Barber countered the notion that restricted voting rights — a concern since key provisions were removed by the Supreme Court in 2013 — affect only one group of people.
“Why do we keep framing voting rights as a Black issue only? Why?” he asked, saying tens of millions of people are facing voting restrictions “because for nine years we have not restored the Voting Rights Act.”
The Democratic representatives who attended the briefing seemed supportive of the campaign’s aims. They were addressed by speakers including Bishop Vashti McKenzie, interim president of the National Council of Churches; Rabbi Jonah Pesner, director of the Religious Action Center of Reform Judaism; and Imam Saffet Catovic, leader of the Islamic Society of North America’s interfaith office.
The speakers, along with others representing state affiliates of the Poor People’s Campaign, were among the initial signatories on the letter to the congressional leaders.
Washington Episcopal Bishop Mariann Budde said at the briefing that she and other clergy were speaking out for people served by churches like those in her diocese, such as one “in what appears to be an affluent neighborhood” where hundreds line up weekly for two grocery bags of food.

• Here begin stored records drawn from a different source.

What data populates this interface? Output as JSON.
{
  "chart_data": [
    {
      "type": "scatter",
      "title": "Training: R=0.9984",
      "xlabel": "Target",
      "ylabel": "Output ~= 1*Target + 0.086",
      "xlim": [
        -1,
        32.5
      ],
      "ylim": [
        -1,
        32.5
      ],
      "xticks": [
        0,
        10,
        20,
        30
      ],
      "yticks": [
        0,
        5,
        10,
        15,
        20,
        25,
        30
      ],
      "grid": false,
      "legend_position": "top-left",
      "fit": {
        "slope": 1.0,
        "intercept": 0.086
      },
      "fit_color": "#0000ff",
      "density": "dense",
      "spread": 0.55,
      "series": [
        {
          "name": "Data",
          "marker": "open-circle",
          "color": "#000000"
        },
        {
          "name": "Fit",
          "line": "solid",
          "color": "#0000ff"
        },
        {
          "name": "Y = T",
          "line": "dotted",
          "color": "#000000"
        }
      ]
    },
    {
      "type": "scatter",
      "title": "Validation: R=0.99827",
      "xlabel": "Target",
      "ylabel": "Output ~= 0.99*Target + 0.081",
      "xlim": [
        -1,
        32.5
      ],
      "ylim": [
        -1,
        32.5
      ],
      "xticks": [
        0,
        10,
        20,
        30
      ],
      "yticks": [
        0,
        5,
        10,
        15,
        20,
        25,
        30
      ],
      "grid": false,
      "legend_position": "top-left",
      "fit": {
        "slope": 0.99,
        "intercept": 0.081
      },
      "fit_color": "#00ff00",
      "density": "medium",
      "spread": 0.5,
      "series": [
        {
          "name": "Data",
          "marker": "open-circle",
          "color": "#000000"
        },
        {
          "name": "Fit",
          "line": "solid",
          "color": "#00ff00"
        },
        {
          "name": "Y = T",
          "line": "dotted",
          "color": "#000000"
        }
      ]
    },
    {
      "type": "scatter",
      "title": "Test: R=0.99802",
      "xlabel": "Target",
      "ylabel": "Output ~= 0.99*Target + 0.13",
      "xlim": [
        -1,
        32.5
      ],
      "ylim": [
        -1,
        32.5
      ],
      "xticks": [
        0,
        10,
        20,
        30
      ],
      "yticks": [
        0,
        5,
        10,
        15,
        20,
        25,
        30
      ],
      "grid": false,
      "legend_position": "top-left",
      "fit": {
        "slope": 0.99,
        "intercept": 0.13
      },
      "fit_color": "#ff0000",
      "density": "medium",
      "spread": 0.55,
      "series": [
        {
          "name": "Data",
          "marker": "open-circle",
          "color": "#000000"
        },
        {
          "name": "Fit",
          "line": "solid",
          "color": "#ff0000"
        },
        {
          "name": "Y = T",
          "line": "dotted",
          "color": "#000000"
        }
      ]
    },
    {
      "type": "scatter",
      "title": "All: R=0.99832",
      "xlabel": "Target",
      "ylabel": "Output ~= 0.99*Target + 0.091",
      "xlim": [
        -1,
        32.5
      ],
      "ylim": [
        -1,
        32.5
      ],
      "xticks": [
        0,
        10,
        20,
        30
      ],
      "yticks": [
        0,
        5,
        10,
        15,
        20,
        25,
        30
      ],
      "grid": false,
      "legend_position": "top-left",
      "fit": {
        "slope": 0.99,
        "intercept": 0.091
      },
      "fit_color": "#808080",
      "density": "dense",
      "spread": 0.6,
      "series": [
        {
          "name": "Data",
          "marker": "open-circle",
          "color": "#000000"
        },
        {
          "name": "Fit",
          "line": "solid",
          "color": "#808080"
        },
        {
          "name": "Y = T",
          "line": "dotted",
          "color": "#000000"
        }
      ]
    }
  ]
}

“Those who benefit from these policies as they are would prefer and work very hard to keep those consigned to poverty silenced and invisible,” she said. “But this movement exists so that they will not be silent, and neither will we.”
Rep. Barbara Lee, D-Calif., chair of the Majority Leader Task Force on Poverty and Opportunity, thanked Barber and the other clergy in attendance.
“We need your voice here now more than ever,” she said, noting her support for the campaign’s “Third Reconstruction” agenda that has called for policies to transform the country by helping an estimated 140 million poor and low-income people.
Barber said the campaign is seeking to reach at least 5 million people ahead of the midterm elections, including people who have registered to vote but have not cast a ballot. He’s hoping that if poor and low-wealth people feel they are heard by politicians or the campaign’s door knockers, they will go out and vote. Such action, he predicts, could lead to policies that will help them.
“It is economically insane, it is constitutionally inconsistent, it’s politically inept and it’s morally indefensible not to be calling the name of poor folk by name,” Barber said in a Tuesday interview. “We must name poor and low-wealth people as a targeted voting bloc and stop ignoring them and not speaking specifically to them and their needs.”
Asked what happens if the letter writers’ request is not met and additional votes do not occur soon, Barber said after the briefing that it would be a teachable moment.
“If we don’t get the vote, it’ll be clear that it’s not just a few congresspersons,” he said, “but it’s a systemic problem — that the whole Congress evidently only wants to deal with poverty incrementally.”